By Jordan Baker
Hanabeth Luke has travelled to Bali for the 20th anniversary of the terrorist attack.Credit:Nick Moir
On a trip to Bali, Marc Gajardo had one of the best surfs of his life. He planned to go out again the next day but never did. One of his boards still sits out the back of his parents’ house. “As ridiculous as it sounds, we said to ourselves, ‘Marc has gone surfing’,” his mother Carole says, of the long struggle to comprehend the death of her son.
Gajardo left the Sari Club dance floor as Cher’s Do You Believe in Life After Love began playing. “I’ll see you in a bit,” he told his girlfriend, Hanabeth Luke, who kept dancing. Then a bomb exploded. Luke could not find him. She stopped to help 17-year-old Tom Singer, and the image of Luke supporting the bloodied boy as they stumbled out of the inferno was published around the world.
Hanabeth Luke with Tom Singer moments after the blast. The Herald is running the picture with permission from Singer’s family.Credit:Scope Features
But Singer died too, a month later, leaving another family struggling to comprehend a senseless loss. Luke became the last link to their sons. Twenty years on, she remains close to both families. “She’s a wonderful person,” Peter Singer, Tom’s father, tells the Herald. “She’s smart and considerate and interested. She sees us. She has a lovely family. I guess there’s some positive things that come out of a tragedy like this.”
Luke is now an academic at Southern Cross University. She is married with children. After 20 often-difficult years, she has come to terms with what happened that night in Bali, when three terrorist bombs, two in busy nightspots, killed more than 200 people. “Certainly, as the years go on, I feel more at peace with the experience,” she says.
“I’m able to reflect and say, ’yes, that was huge, and it had a massive impact on my life, but also reflect that gratitude that I’ve survived and have been able to live a full life. That I’ve been able to connect with Marc’s parents, Tom Singer’s parents. But it’s still very sad.”
Luke grew up in Byron Bay, and considered Bali a second home. She was 20 when she went to Cornwall to visit her grandmother and met Gajardo, a local mechanic who loved playing the guitar. She taught him to swim and surf. “My first big love,” she says.
He would have celebrated his 50th this year. “That’s 20 years of birthdays he never got to have,” she says. “Those long-term affects are hard. People don’t just lose their child, they lose the grandchildren [they might have had]. It’s an unnatural order of things.” But she has come to understand that, while we cannot put things back the way they were, “you can regenerate. You can strive for a positive future”.
Luke has told her children about Bali, and those who died there. “Every year, mummy goes to the beach and has a surf and remembers Marc,” she tells them. “It’s important to remember and part of that is sharing.”
Carole Gajardo remembers the call from Luke at 3am to tell her and husband Ray about the blast. “It was a terrible shock,” she says. “I couldn’t quite believe it. I thought they’d got it all wrong. For about two or three months, we were just totally out of it – couldn’t function. We’ll never forget. We miss him dreadfully.”
Their ongoing contact with Luke has been a comfort. “She was in a terrible place for quite a long time, then she met her gorgeous husband, brought him over here to introduce him to us, and we thought, ‘what a lovely chap’. Marc and he would have got on like a house on fire. She’s got two children, we have lovely photos.
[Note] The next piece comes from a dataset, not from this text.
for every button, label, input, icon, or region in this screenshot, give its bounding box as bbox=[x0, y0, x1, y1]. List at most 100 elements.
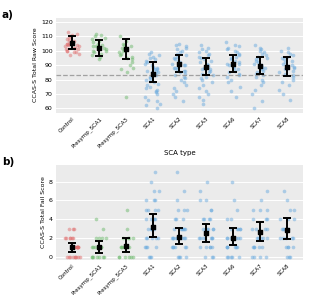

Bali bombing survivor Hanabeth Luke with her boyfriend Marc Gajardo, seen here in Bali just days prior to the blasts. Marc died as a result of the attacks.
“We feel we’re very fortunate to have such a lovely person to remember Marc.”
Tom Singer was in year 11 at Marist College in Pagewood Sydney when he went to Bali. It was his first overseas trip, and he’d marked the date of departure on the family calendar. “Did somebody say Bali?” he wrote, gently mocking his siblings. He too was a surfer, and had been a lifesaver at Coogee.
He suffered shrapnel wounds and burns to his lungs and almost two-thirds of his body. Over a month, he underwent a gruelling series of skin grafts. While he hovered between life and death, Luke kept an online vigil from England, emailing his family every day. When he died she was devastated, her father, Doug, said at the time. “I think if he’d lived it’s something she could have taken some comfort in.”
Hanabeth Luke helped Tom Singer out of the inferno in Bali. He died a month later.
For Singer’s father, Peter, “it doesn’t feel like 20 years. At certain times, it feels like yesterday. We never forget him, you know. He was our middle child, and the most lovable, beautiful child you could possibly imagine.”
On Wednesday, the Singers will join other families at the memorial service at Coogee. The Gajardos will lay flowers at Marc’s favourite spot, an old Cornish engine house near their home. And Luke will join the mourners in Bali. “I feel like the island’s calling me back,” she says. “It’s been close to my heart forever. I feel a need to be there.”